Saturday, March 25, 2023

News Satire Roundup: March 19th

Sunday, March 19

·        Recap of the Week – Trump’s message to farmers, Silicon Valley Bank collapse

o   In a video Trump recorded about limiting inheritance taxes, he said that farmers could leave their farms to their kids “assuming you love them” – “Do you know how much you have to hate your kids to get distracted by that thought in the middle of a political speech? ‘We should’ve pulled out troops from the region sooner. Speaking of regretting not pulling out sooner, Don Jr.’”

o   I loved John’s reaction to Fox News claiming that Silicon Valley Bank collapsed because it was a “woke bank” – “What are you talking about? That is so stupid, I’m almost jealous. Because it must be so nice for them to be able to automatically blame everything that they don’t like or understand on wokeness.”

o   This led straight into a fabulous impression – “ ‘It rained on my birthday because of critical race theory, and my son called me a bitch because of socialism. And on top of all of that, I was late to work today because of a bunch of pronouns. I believe these things mind, body, and soul, and it makes my life monumentally easier.’”

o   Strong observation – “Overall, it seems the people in charge of keeping our economy safe will just keep telling us, ‘Trust us. We can police ourselves. Nothing will go wrong.’”

·        And Now This – For St. Patrick’s Day, Local News Did What They Always Fucking Do

o   I smiled at the local anchor who said, with a very affected accent, “Top o’ the morning to you on this fine Irish day!” and then flatly added in his own voice, “All right, let’s get to it.”

o   Another anchor commented on his colleague’s own “top o’ the morning,” saying, “That was perfect. You didn’t insult a single person.”

·        Main Story – Timeshares

o   To start, John acknowledged that timeshares being a scam was hardly a surprise – He pointed to TV shows that have referenced timeshare scams, from Married with Children to King of Queens to Spongebob.

o   We saw footage of the head of one timeshare company pumping up his sales team, referencing the stat that people who take more vacations have fewer heart attacks – He said, “You’re just like a doctor, nurse, fireman, policeman, a lifeguard—they all save lives, and you all do it too.”

o   He also briefed his employees on the art of the hard sell – John remarked, “I don’t know what is more alarming there: that he knew a camera crew was filming and still instructed his sales teams to lie, or that he knew that and willingly wore that shirt, because what the fuck is that thing? It looks like someone ate a Persian rug and then threw up on him. He looks like the mascot for divorce.”

o   To that end, we learned about the in-industry acronym TAFT, which stands for “tell them any friggin’ thing” – We also learned that most timeshare contracts stipulate that the salesperson has no obligation to tell buyers the truth, which attorneys have called the “salesman’s license-to-lie clause.”
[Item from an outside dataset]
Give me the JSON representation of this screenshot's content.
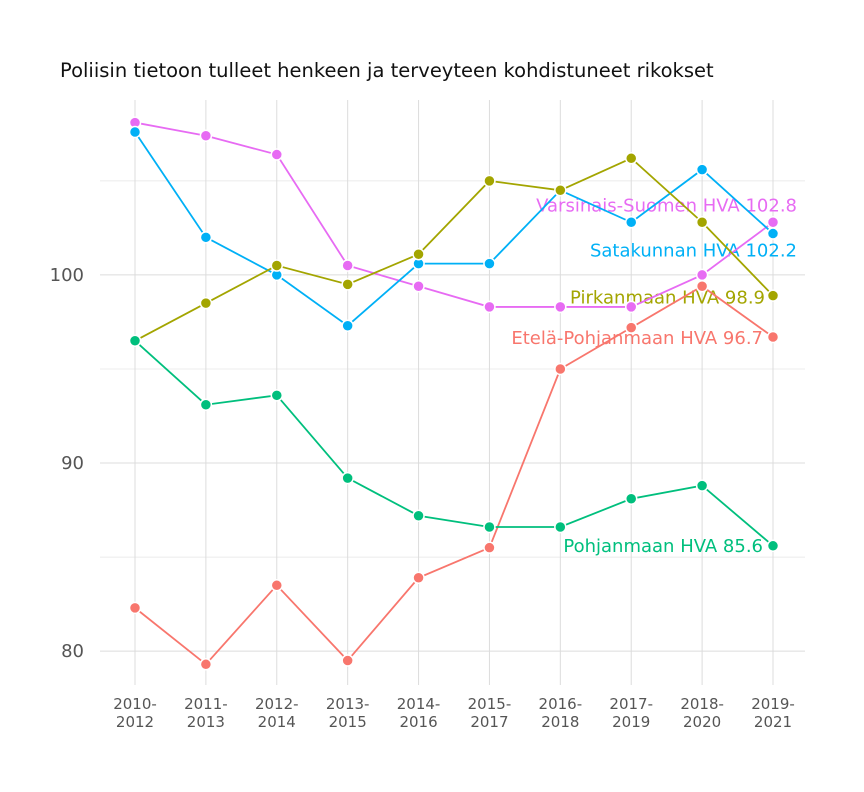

o   When it comes to actually booking a vacation at someone’s timeshare, it can be nearly impossible, with companies urging owners to pay for expensive upgrades in order to finally be able to book dates to stay there – “Yeah, that’s not great, is it? Being asked to pay $15,000 for something that you’ve only seen in pictures is not a timeshare. That’s an expensive, and remarkably niche, OnlyFans account.”

o   I liked John’s reaction to one woman expressing her anger at her experience getting scammed by a timeshare company – “Wow, she is pissed there. I know ‘mad as hell’ might not sound that extreme to us delinquents on HBO, but coming from a 76-year-old woman in Tennessee? That’s the equivalent of a child screaming, ‘Motherfucker!’ through a bull horn, at an elementary school. It’s that level of intensity.”

o   If an owner dies, their timeshare, and all the expensive maintenance fees that go with it, is passed down to their next of kin – They only have 9 months to file paperwork with the court to reject that inheritance and get out from under it, with the timeshare automatically passing to the next person in line (who has to file the same paperwork to get out of it, ad nauseum.)

o   We also looked at timeshare exit companies, who supposedly specialize in helping people get out of predatory timeshare contracts – When one such company touted a “100% success rate,” John said, “That’s one of those phrases that’s just an automatic red flag. Just like ‘endorsed by Dr. Oz’ or ‘Forbes cover model.’ It just immediately raises suspicions.”

o   I liked this comment, in reaction to the shame felt by people who were scammed by timeshare companies – “The shame here should not be on the people who were duped. It should be on the industries that exploited them, told them ‘any frigging thing’ they wanted to, and abused their understandable desire just to take a fucking break.”